Another life-changing experience for McDonnell was acting in “Dances with Wolves.”
“I think it was gigantic, a paradigm shift,” she said. “I’m not sure without ‘Dances with Wolves’ that I would have had the last 35 years on the level that I had it. Because that was such a big deal, such an important film. It was seen by everyone all over the world and my character just struck a note with people so they did not forget me, because Stands With Fist was so accessible to people somehow. They relied on her. So that kind of changed for me in major way.”

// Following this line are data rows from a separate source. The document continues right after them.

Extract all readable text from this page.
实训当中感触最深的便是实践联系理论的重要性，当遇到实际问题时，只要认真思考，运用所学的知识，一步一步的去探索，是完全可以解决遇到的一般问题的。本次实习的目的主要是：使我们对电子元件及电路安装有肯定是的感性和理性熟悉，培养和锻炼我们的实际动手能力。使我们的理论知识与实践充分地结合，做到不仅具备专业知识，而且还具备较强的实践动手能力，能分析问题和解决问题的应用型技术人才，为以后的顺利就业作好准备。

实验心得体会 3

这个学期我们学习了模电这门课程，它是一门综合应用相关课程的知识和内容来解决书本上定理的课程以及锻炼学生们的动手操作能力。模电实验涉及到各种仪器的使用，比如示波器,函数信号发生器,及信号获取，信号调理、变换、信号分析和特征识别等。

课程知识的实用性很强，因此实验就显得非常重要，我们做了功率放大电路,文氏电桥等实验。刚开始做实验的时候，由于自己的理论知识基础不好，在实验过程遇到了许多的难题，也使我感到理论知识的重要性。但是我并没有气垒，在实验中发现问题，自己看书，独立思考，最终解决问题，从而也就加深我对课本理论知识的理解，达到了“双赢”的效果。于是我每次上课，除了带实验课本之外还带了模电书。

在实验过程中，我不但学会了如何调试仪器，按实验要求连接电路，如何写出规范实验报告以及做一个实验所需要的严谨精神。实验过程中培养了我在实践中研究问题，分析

Her experience from 2004-2009 in “Battlestar Galactica” as president of a universe of 55,000 people affected her in a major way, too.
“I learned more about power and being a women in power and survival and the complexity of tough decisions,” she said. “My whole point of view on leadership expanded when I was playing that role. I am very grateful for that role.”
“Major Crimes,” which ran from 2012 through 2018, also was a boost for her career. She found out how loved her character was after there was a fan backlash over Raydor being killed several episodes before the series ended.
“The backlash was both understandable and surprising,” she said. “I think what happened over the course of that year is this character became ever more important to the culture than she had been even the year before and part of it had to do honestly, frankly was with what was happening for women in our culture. That was the beginning of it when Hillary Clinton lost the election. So anybody out there playing one of these women at that time became phenomenally important. I certainly didn’t anticipate the reaction of the loss of her that was felt.”
She hasn’t found any new acting roles to embrace yet but is developing two projects as a producer.
But if history is a guide, the chance she will be acting again soon are about equal to the chance it will snow in Fredonia this winter.